Inafune with former Capcom producer and current DDM agent Ben Judd (Brian Ashcraft/Kotaku).

Even though, his studios are only a few months old, they are already working on a number of titles and multimedia projects, some of which will be revealed this year. According to Inafune, he will soon reveal one of them – a social networking game for Japan’s Mobage and Gree mobile phone platforms. Inafune will also still make big-budget games. He is working on a couple of them.
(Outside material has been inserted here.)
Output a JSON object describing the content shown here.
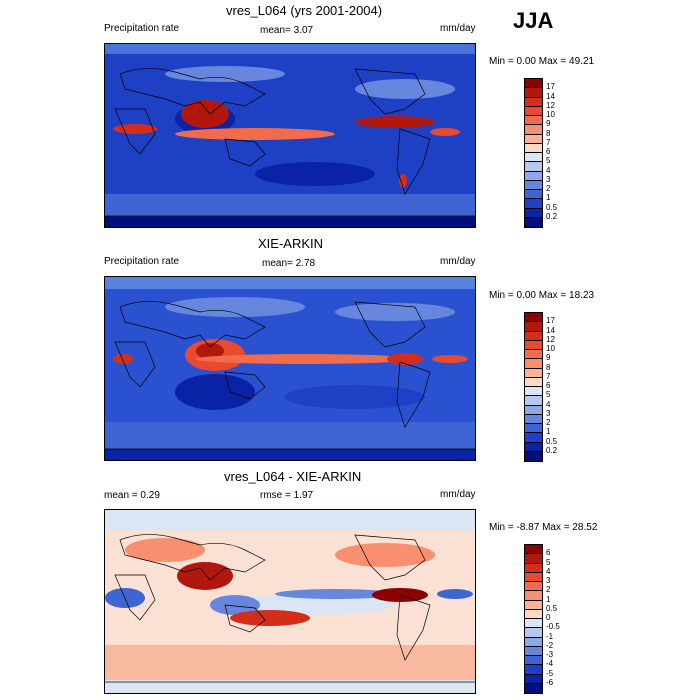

But he also thinks he can learn from social games and wants to start getting titles out quickly. “I’m not the kind of guy who says I’ll only make big budget games,” said Inafune. “If the concept is interesting, and I feel like I can learn something, then of course I’m interested in smaller titles, too.”

Inafune expressed an interest in making stuff that appeals to children, just as his Mega Man games did, and games for adults. “For adults, it’s important to give them something like they’ve seen before,” said Inafune, “but with a slightly different taste.” With games like Dead Rising, Inafune excelled at this game design approach, and it seems like he’ll be continuing this tactic in his new digs. But what he won’t be doing is making sequels to Capcom titles he’s created in the past.
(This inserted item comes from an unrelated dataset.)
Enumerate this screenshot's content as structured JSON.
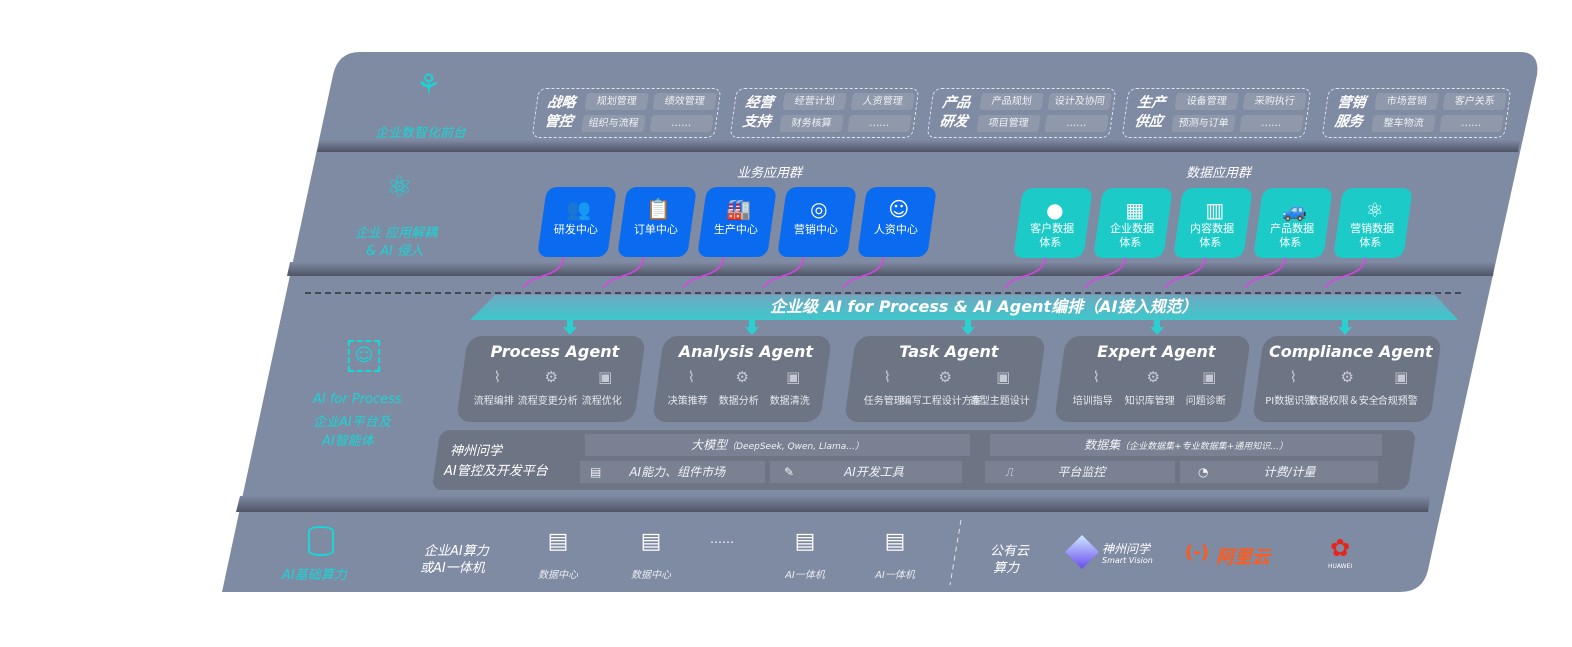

Kishiwada’s famous Danjiri Matsuir (Koichi Kamoshida/Getty).

“Honestly, I’m not sad about that,” said Inafune. “I can make something more interesting than Dead Rising, more interesting than Lost Planet and more interesting than Mega Man.” Those games became brands, and, breaking free of them, Inafune said, make him feel free. While at Capcom, he said he’d come up with an idea that wasn’t necessarily a sequel to franchises he worked on, but was told to make them sequels. “Just because it had zombies in it, I’d have to put a Dead Rising title on it,” he said. But each of the games he’s made have more in common with each other than things like zombies. To Inafune, they tie into his take on good and evil.

For example, in Dead Rising, the concept that interested Inafune was the idea that the actions of humans were worse than those of zombies. While in Lost Planet, humans, once again, aren’t necessarily good. In the game, humans attempt to colonize a new planet that’s inhabited by large bug-looking creatures called Akrid. “Players might think they are just killing the Akrid,” said Inafune. “But they are invading the Akrid’s planet and slaughtering them. The Akrid are the victims.” This theme of good and evil’s relative nature appears in Inafune’s games, one after one. It’s a theme that has its roots in Inafune’s childhood.

Inafune is a summons in the new Hyperdimension Neptunia (Compile Heart).
While Shigeru Miyamoto draws from his idyllic childhood in the hills of Kyoto for inspiration, Inafune looks to an unpleasant episode that taught him all he needed to know about human nature. “As I kid, I was the one who tried to stop fights, not start them,” said Inafune. Once in school, another student punched him, setting off a fight. “I wanted him to stop punching me,” said Inafune. There were in a classroom in front of the other students, and Inafune looked to his friend for help. “He just turned away and didn’t do anything,” said Inafune. “I thought he was my friend.”

Inafune was getting bloodied up. The students who jumped in to come to his aid, Inafune remembered, were the type of students who studied all the time, who didn’t play sports and who were weak. According to Inafune, “That was the first time in my life that I experienced people’s true nature.” He’d thought a friend was someone who was supposed to help you, but his so-called friend was anything but. This is why, even today, Inafune doesn’t blindly trust anyone or anything.

That realisation that the good might be bad and the bad might be good is something Inafune’s never forgotten. “Whenever I start a new game,” said Inafune, “I use this as the foundation.”